Place low incomes into state programs and get referrals to others who can buy regular products. People you help onto Medicaid and state programs usually give referrals because they are happy you helped them...at least I get them and a lot of them.

What about life insurance? Can they swing $9 a month for some convertable term life insurance that is not AD&D so the kids can eat and go to college?

What about dental coverage? A nice dental plan with a good carrier for $8 a month to get healthy teeth? Maybe includes ortho for the kids?
 
Here is a classic that applies to California and likely other states as well. Carriers are beginning to or are enforcing a no HRA/no "wrap" rule with small group HSA plans. In CA all carriers specifically prohibit wrapping and HRAs on HSA plans for small groups, meaning that any product purchased by the employer that could fund any monies under the deductible (save the employer actually funding an employee's HSA) will cause at least one of two things to happen:

1 - carrier will terminate the group contract and drop the employer's health coverage

2 - carrier will cease paying any group health commissions to the agent if they allow the group to continue.

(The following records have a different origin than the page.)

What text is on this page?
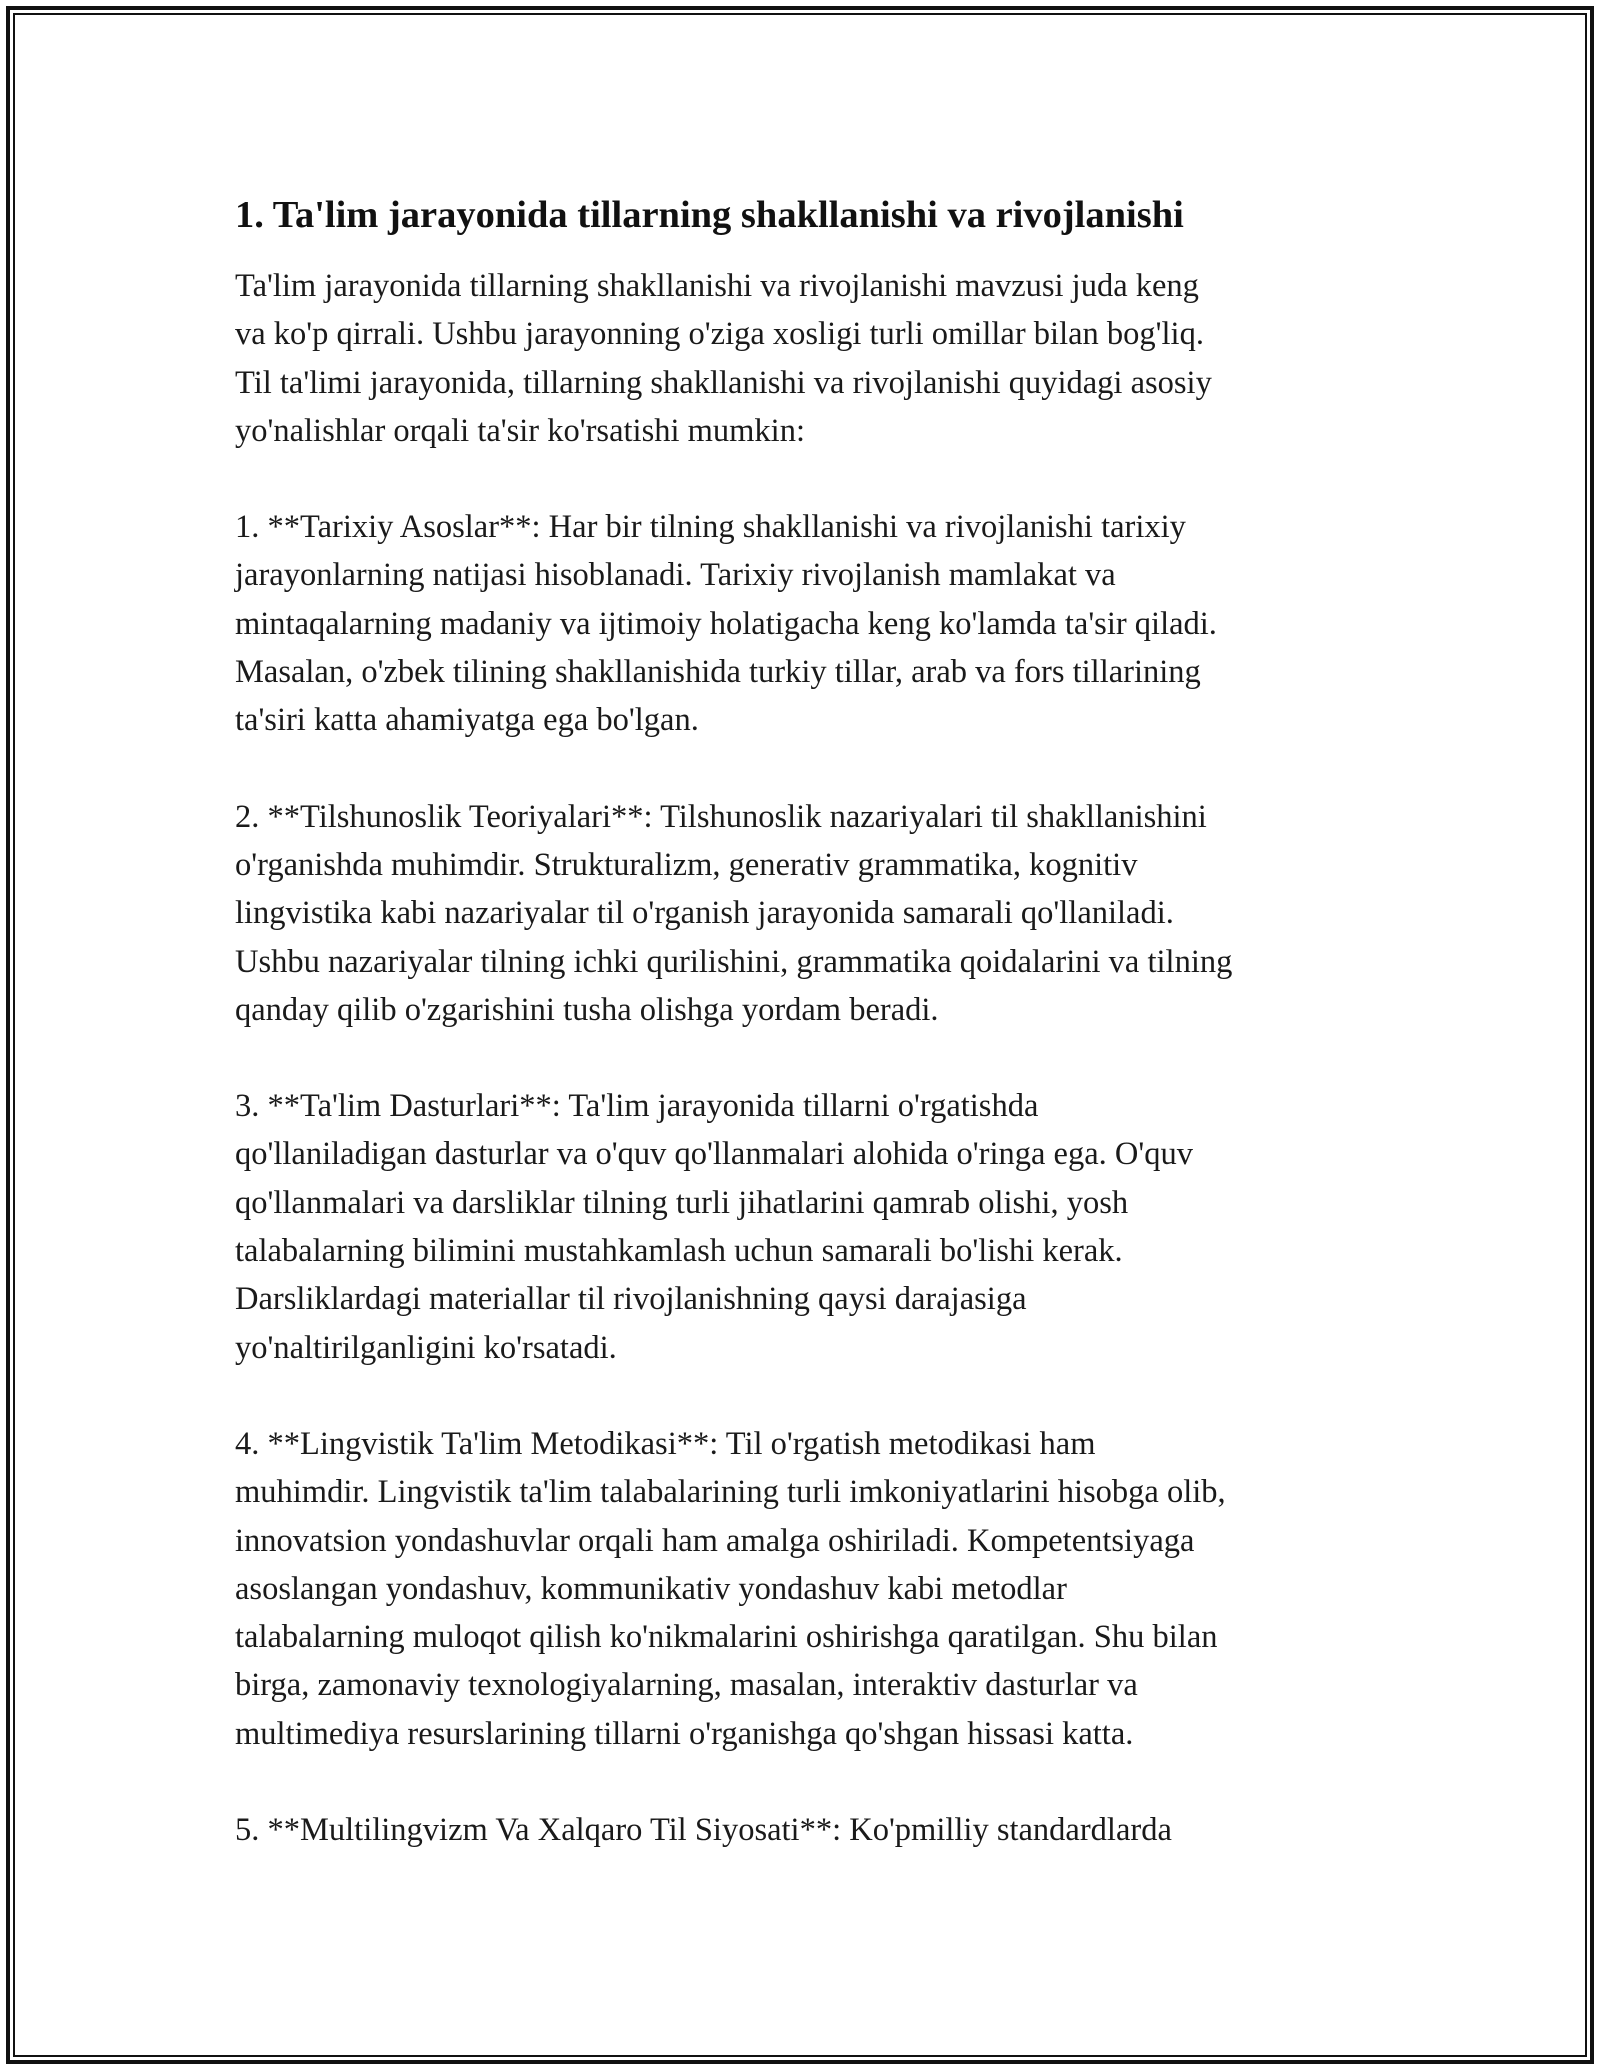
1. Ta'lim jarayonida tillarning shakllanishi va rivojlanishi

Ta'lim jarayonida tillarning shakllanishi va rivojlanishi mavzusi juda keng
va ko'p qirrali. Ushbu jarayonning o'ziga xosligi turli omillar bilan bog'liq.
Til ta'limi jarayonida, tillarning shakllanishi va rivojlanishi quyidagi asosiy
yo'nalishlar orqali ta'sir ko'rsatishi mumkin:

1. **Tarixiy Asoslar**: Har bir tilning shakllanishi va rivojlanishi tarixiy
jarayonlarning natijasi hisoblanadi. Tarixiy rivojlanish mamlakat va
mintaqalarning madaniy va ijtimoiy holatigacha keng ko'lamda ta'sir qiladi.
Masalan, o'zbek tilining shakllanishida turkiy tillar, arab va fors tillarining
ta'siri katta ahamiyatga ega bo'lgan.

2. **Tilshunoslik Teoriyalari**: Tilshunoslik nazariyalari til shakllanishini
o'rganishda muhimdir. Strukturalizm, generativ grammatika, kognitiv
lingvistika kabi nazariyalar til o'rganish jarayonida samarali qo'llaniladi.
Ushbu nazariyalar tilning ichki qurilishini, grammatika qoidalarini va tilning
qanday qilib o'zgarishini tusha olishga yordam beradi.

3. **Ta'lim Dasturlari**: Ta'lim jarayonida tillarni o'rgatishda
qo'llaniladigan dasturlar va o'quv qo'llanmalari alohida o'ringa ega. O'quv
qo'llanmalari va darsliklar tilning turli jihatlarini qamrab olishi, yosh
talabalarning bilimini mustahkamlash uchun samarali bo'lishi kerak.
Darsliklardagi materiallar til rivojlanishning qaysi darajasiga
yo'naltirilganligini ko'rsatadi.

4. **Lingvistik Ta'lim Metodikasi**: Til o'rgatish metodikasi ham
muhimdir. Lingvistik ta'lim talabalarining turli imkoniyatlarini hisobga olib,
innovatsion yondashuvlar orqali ham amalga oshiriladi. Kompetentsiyaga
asoslangan yondashuv, kommunikativ yondashuv kabi metodlar
talabalarning muloqot qilish ko'nikmalarini oshirishga qaratilgan. Shu bilan
birga, zamonaviy texnologiyalarning, masalan, interaktiv dasturlar va
multimediya resurslarining tillarni o'rganishga qo'shgan hissasi katta.

5. **Multilingvizm Va Xalqaro Til Siyosati**: Ko'pmilliy standardlarda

So, at least in CA, if one of your Aflac agents goes in and sells a gap plan unbeknownst to the health agent, and the carrier finds out, the health agent gets totally screwed thanks to the Aflac agent. And the employer may be screwed as well since the gap plan represents a "wrap" and is strictly prohibited.
 
Here is a classic that applies to California and likely other states as well. Carriers are beginning to or are enforcing a no HRA/no "wrap" rule with small group HSA plans. In CA all carriers specifically prohibit wrapping and HRAs on HSA plans for small groups, meaning that any product purchased by the employer that could fund any monies under the deductible (save the employer actually funding an employee's HSA) will cause at least one of two things to happen:

1 - carrier will terminate the group contract and drop the employer's health coverage

2 - carrier will cease paying any group health commissions to the agent if they allow the group to continue.

So, at least in CA, if one of your Aflac agents goes in and sells a gap plan unbeknownst to the health agent, and the carrier finds out, the health agent gets totally screwed thanks to the Aflac agent. And the employer may be screwed as well since the gap plan represents a "wrap" and is strictly prohibited.
Thanks Dave, This is something I've never heard before so will need to see if it applies to TN.